Vous avez un programme international qui s’appelle Elite et vous « passez tous les examens » du programme pour être labellisé Elite. Cela veut dire que vous avez satisfait à toutes les conditions pour être considéré comme une PME structurée, transparente pour pouvoir accéder à des financements. Et comme vous rentrez dans une plateforme mondiale, tous ceux qui s’y connectent savent que vous êtes labellisé. De sorte que le jour où vous allez lancer une IPO, les investisseurs internationaux et même régionaux vont acheter vos titres, et c’est le plus « gros » avantage. (…).
Vous savez, la cotation en bourse, ce n’est pas un exercice facile. C’est un exercice qui doit se faire avec une préparation rigoureuse et minutieuse. Et c’est justement cette préparation qui manque souvent aux entreprises ou qui les freinent dans leurs volontés d’aller à la bourse. C’est pour cela que nous, BRVM, en regardant ce qui se passe dans le monde et particulièrement en Afrique, nous disons que pour notre compartiment (projet de compartiment dédié aux PME à la BRVM, ndlr), la principale innovation sera ce programme d’accompagnement. Nous allons mettre l’accent sur l’accompagnement parce que nous considérons que c’est ainsi qu’on aura plus de chance de récupérer des entreprises sur le compartiment.
Quelles sont les conditions d’éligibilité à ce programme ?
Évidemment, nous allons quand même sélectionner parce que nous ne pouvons pas offrir le programme à tout le monde. D’abord il faut que la PME manifeste l’intérêt d’adhérer au programme. Il y a ensuite un comité de sélection qui va regarder son organisation, son business plan ou son projet, son marché, son secteur d’activité, ses ressources humaines pour voir si la PME répond aux conditions minimales d’organisation d’une entreprise moderne. Si elle ne répond pas à ces conditions, elle se fera accompagner, mais si elle répond déjà, l’accompagnement dans le programme Elite sera accéléré.
Il n’y a pas une contrainte de taille ou de chiffre d’affaires avec un standard international à respecter. Quand on parle d’adaptation à nos PME, il s’agit d’une adaptation en fonction de leurs besoins, de leurs niveaux de maturité et de leur volonté d’avoir accès au marché des capitaux. Nous n’allons rien prendre qui soit contraignant, qui soit étranger à nos réalités. Le Maroc ne l’a pas fait en appliquant le programme tel que conçu par la Bourse de Londres. Quand on parle d’adaptation c’est le fait d’utiliser des experts locaux qui connaissent la réalité des PME, qui sont en mesure de bien appréhender la problématique de leur financement et de leur accompagnement.
Quel retour avez-vous des PME qui suivent le programme au Maroc ?

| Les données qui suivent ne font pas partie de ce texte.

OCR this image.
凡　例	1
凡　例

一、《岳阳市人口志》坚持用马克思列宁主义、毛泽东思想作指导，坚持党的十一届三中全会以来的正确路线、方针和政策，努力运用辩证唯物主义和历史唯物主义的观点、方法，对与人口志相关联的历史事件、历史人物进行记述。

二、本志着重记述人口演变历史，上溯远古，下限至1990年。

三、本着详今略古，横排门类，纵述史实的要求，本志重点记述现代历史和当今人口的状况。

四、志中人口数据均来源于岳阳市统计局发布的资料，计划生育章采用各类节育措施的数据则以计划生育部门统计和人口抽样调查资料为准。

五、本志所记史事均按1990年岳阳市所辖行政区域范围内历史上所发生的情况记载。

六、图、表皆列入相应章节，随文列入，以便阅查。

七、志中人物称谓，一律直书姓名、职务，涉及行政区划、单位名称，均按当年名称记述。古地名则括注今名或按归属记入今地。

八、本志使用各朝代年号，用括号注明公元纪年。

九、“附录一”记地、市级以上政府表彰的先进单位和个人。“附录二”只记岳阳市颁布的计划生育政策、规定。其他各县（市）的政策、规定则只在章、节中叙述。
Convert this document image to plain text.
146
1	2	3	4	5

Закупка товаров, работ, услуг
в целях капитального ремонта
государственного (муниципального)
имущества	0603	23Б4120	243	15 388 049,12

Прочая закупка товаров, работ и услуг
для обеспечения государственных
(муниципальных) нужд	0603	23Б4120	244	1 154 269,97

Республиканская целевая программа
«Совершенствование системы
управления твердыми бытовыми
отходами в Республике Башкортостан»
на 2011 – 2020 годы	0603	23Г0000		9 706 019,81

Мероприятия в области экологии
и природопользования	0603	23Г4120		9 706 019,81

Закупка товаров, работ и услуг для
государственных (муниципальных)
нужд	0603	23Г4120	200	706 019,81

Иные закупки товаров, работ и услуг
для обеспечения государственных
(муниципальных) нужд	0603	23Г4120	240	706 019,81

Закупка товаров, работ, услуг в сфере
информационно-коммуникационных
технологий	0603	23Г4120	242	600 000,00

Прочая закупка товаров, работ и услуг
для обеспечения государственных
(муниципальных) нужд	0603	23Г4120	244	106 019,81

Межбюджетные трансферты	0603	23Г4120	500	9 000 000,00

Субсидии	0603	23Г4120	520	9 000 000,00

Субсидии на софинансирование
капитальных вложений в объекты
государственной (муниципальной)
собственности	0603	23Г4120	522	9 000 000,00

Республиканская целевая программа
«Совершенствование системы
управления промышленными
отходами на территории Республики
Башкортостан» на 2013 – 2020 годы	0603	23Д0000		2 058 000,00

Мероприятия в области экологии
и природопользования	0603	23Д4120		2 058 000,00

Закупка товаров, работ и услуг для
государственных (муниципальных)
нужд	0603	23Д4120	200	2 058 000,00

Karim Hajji : Nous avons eu un retour très positif. 95% des PME qui suivent ce programme se sont déclarées satisfaites ou très satisfaites. Aucune PME n’a quitté le programme en cours de route. Les deux premières cohortes sont déjà dans la deuxième année. Il y a donc vraiment un intérêt pour ce programme et comme l’a dit M. Amenounve, c’est un programme qui est effectivement sur mesure, qui est mis en place pour les PME marocaines et non les PME anglaises ou italiennes. Le programme a été mis en place en interrogeant les PME elle-même sur les problématiques qui sont les plus prégnantes pour elles. Celà peut être la gouvernance, cela peut être la succession pour le cas des entreprises familiales, cela peut porter sur la stratégie de développement pour les PME qui stagnent depuis quelques années. Donc il y a plusieurs problématiques qui ont donné lieu in fine à la mise en œuvre de 6 modules de formation qui commence par la stratégie de l’entreprise, la gouvernance pour mettre en place cette stratégie, ensuite il y a le type de financement pour répondre aux besoins de l’entreprise, puis la valorisation économique de l’entreprise elle-même, et, enfin, l’equity story qui permet à l’entreprise de rédiger une histoire avant de se présenter sur le marché des capitaux.